It was far too late to sell himself. He sat on the sidewalk, empty of thought and emotion.
At first, in an attempt to escape, he tried to market himself as a Middle Easterner. But they had already filled the quota. He then tried to market himself as a special kind of Middle Easterner, a Lebanese, but that quota had been filled too. Next, he tried as a Shia Muslim, but to no avail. Then, the combination of a Lebanese Shia Muslim, specifically from the Bekaa region, but surprisingly, that quota had been filled as well. He contemplated selling himself as part of the Lebanese Druze community, but he knew he wouldn’t be able to answer the vetting questions.
After not receiving so much as a glance from the guards standing at the top of the walls, he swam through the sea of people who suffocated the evacuation center from all sides, desperate to get in.

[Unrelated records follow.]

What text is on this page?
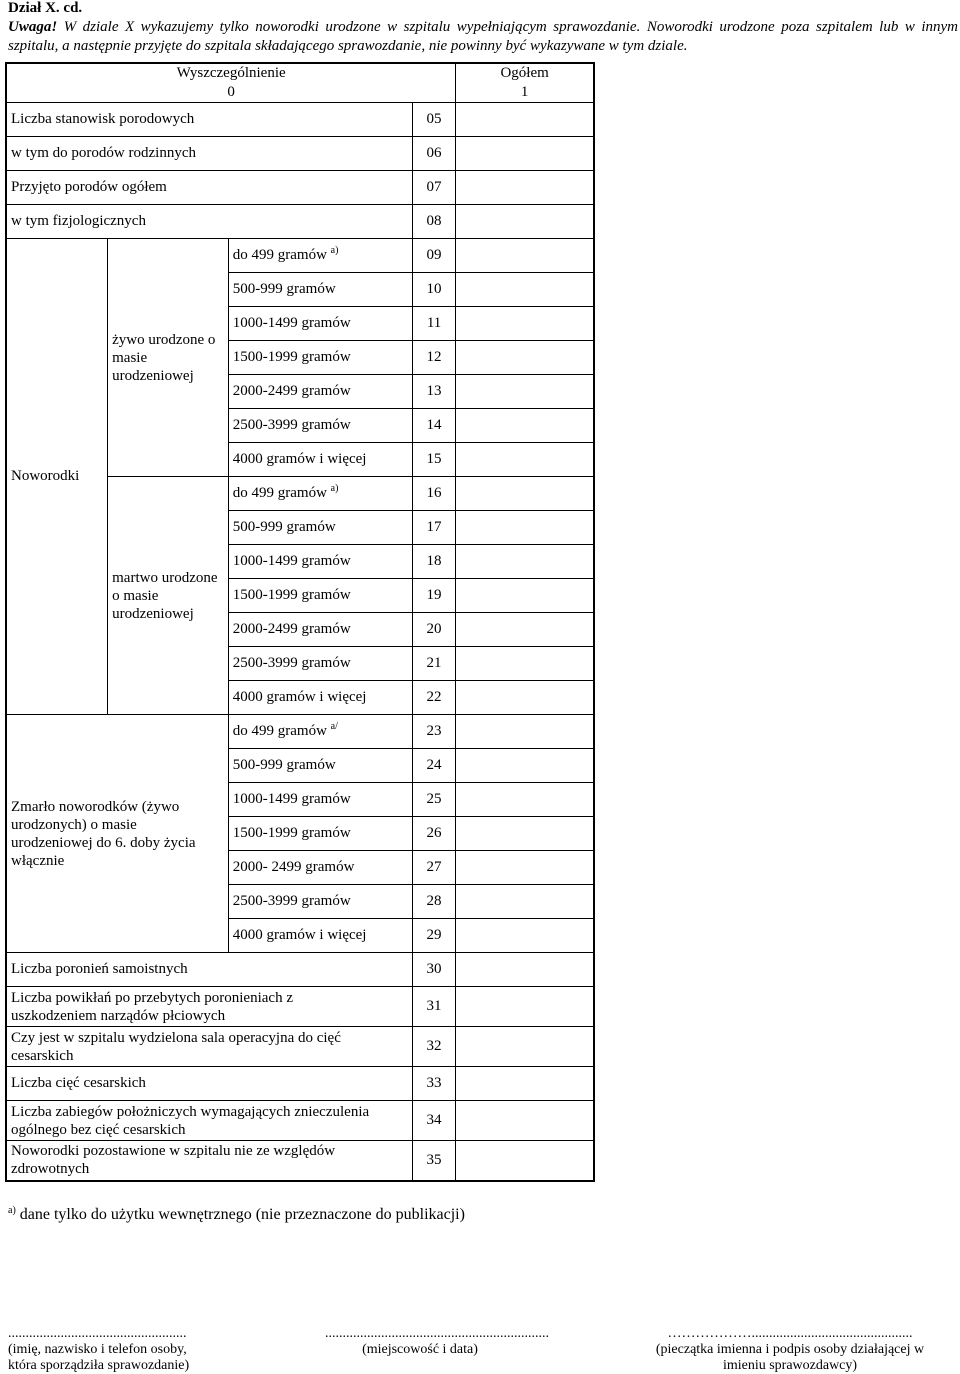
Dział X. cd.
Uwaga! W dziale X wykazujemy tylko noworodki urodzone w szpitalu wypełniającym sprawozdanie. Noworodki urodzone poza szpitalem lub w innym szpitalu, a następnie przyjęte do szpitala składającego sprawozdanie, nie powinny być wykazywane w tym dziale.
Wyszczególnienie				Ogółem
0				1
Liczba stanowisk porodowych			05	
w tym do porodów rodzinnych			06	
Przyjęto porodów ogółem			07	
w tym fizjologicznych			08	
Noworodki	żywo urodzone o masie urodzeniowej	do 499 gramów $^{a)}$	09	
		500-999 gramów	10	
		1000-1499 gramów	11	
		1500-1999 gramów	12	
		2000-2499 gramów	13	
		2500-3999 gramów	14	
		4000 gramów i więcej	15	
	martwo urodzone o masie urodzeniowej	do 499 gramów $^{a)}$	16	
		500-999 gramów	17	
		1000-1499 gramów	18	
		1500-1999 gramów	19	
		2000-2499 gramów	20	
		2500-3999 gramów	21	
		4000 gramów i więcej	22	
Zmarło noworodków (żywo urodzonych) o masie urodzeniowej do 6. doby życia włącznie		do 499 gramów $^{a/}$	23	
		500-999 gramów	24	
		1000-1499 gramów	25	
		1500-1999 gramów	26	
		2000- 2499 gramów	27	
		2500-3999 gramów	28	
		4000 gramów i więcej	29	
Liczba poronień samoistnych			30	
Liczba powikłań po przebytych poronieniach z uszkodzeniem narządów płciowych			31	
Czy jest w szpitalu wydzielona sala operacyjna do cięć cesarskich			32	
Liczba cięć cesarskich			33	
Liczba zabiegów położniczych wymagających znieczulenia ogólnego bez cięć cesarskich			34	
Noworodki pozostawione w szpitalu nie ze względów zdrowotnych			35	
$^{a)}$ dane tylko do użytku wewnętrznego (nie przeznaczone do publikacji)
...................................................
(imię, nazwisko i telefon osoby,
która sporządziła sprawozdanie)
................................................................
(miejscowość i data)
………………..............................................
(pieczątka imienna i podpis osoby działającej w
imieniu sprawozdawcy)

It was like a bazaar, each shouting the quality upon which they had hoped to be taken: elderly who fought in specific wars and had valuable knowledge, women who had borne children, individuals with specialized skills, kids with certain disabilities; it was an open market.
He burst out of the crowd and saw those who had already lost all hope; they were crying in the distance, staring at the giant waves of bodies surrounding the evacuation center. It stood like a beast, surrounded by high walls, barbed wire, and armed men with weapons the people didn’t even know existed. He sat on the sidewalk as convoys came in, splitting the crowd to make way inside the gates. The chain of armored cars and trucks was endless, filled with plants and cages containing dogs, cats, deer, hyenas, and various birds.
It was then that he had a revelation. He rushed back home, leaving his car behind to save time in traffic. He only had three hours before it was too late.
He ran and kept running, even when he felt his body starting to collapse. It took him 45 minutes to get to his apartment. He opened the door and went directly into the living room. The stuffed wild boar he had hunted back in his motherland stared at him expectantly. Every time he looked at his trophy, he remembered the cold, early mornings when he hid between the bushes, silent and focused, as an apex predator should be.
The boar walked with a herd of twenty; it was a majestic horde. They inched ever closer to where he lay in wait and spread out in different directions, rooting and scavenging. Their grunts pierced the silent darkness, making him swallow his breath along with his saliva.
He slowly lifted his rifle. They were about 50 meters away; he couldn’t remember the last time he had allowed air into his lungs.
The choice was random – just a clueless boar digging the ground with its nose in a spot that was convenient for his shot. He felt the trigger’s resistance. One breath out, and in the middle of it, a bang that lit up the entire forest. Birds, boars, and critters all fled from a sphere with him at its center. He even felt the plants and trees swaying away from him, held down only by their roots. The prey fell. A brown boar. Mundane if it weren’t for the bullet inside it.
It sat in the living room for five years as a full-body mount, spectating his comings and goings. If it weren’t for the taxidermy, he thought that boar would have been smiling at how the tables had turned. Not for long.
He went to the kitchen and grabbed the biggest knife he could find. Shaking, he approached the stiffened boar, sliced it open at the stomach and emptied it of all the stuffing, throwing it around the living room haphazardly, like a reverse Frankenstein. The shell was ready.
He started from the top of his chest, slicing himself open all the way down to his stomach. At times, he had to hack for a bit, but the knife was just sharp enough to do the job. He was a blooming flower, skin and muscle peeling off the bones as he kneeled in front of the empty carcass. He felt excessive. If he wanted to fit inside, he had to be less. He discarded the esophagus, stomach, intestines, liver and pancreas. He only needed one lung, he thought, and threw the other one away as well. Anything internal that was doubled was thrown away; it was surplus. They were placed in a mushy pile where the boar used to be displayed. He was able to fold himself into half his size. When inside the womb of the beast, he used a needle and thread and shut himself inside by sewing it back together.
It was a bit uncomfortable at first, but he got used to walking on all fours quickly. He practiced his grunts and snorts all the way to the evacuation center.
As the unusual, lonely boar walked toward the gate, people made way for it, splitting themselves in the middle. They looked in amazement at how calm it was, how holy, how serenely it walked, about to be whisked away from the consequences of minds it didn’t fathom.
It stood patiently in front of the gate. Silence engulfed the entire premises as everyone froze, awaiting what would happen next. It let out a snort that cut through the stillness like Israfil’s trumpet. People murmured, and as they did, the gates opened, and a cautious man stood to the side, ushering it in with his hand.
The gates closed behind it and never reopened. In the distance, the sirens sounded, blending with the wailing of forgotten faces. The sky rumbled with the roar of great engines.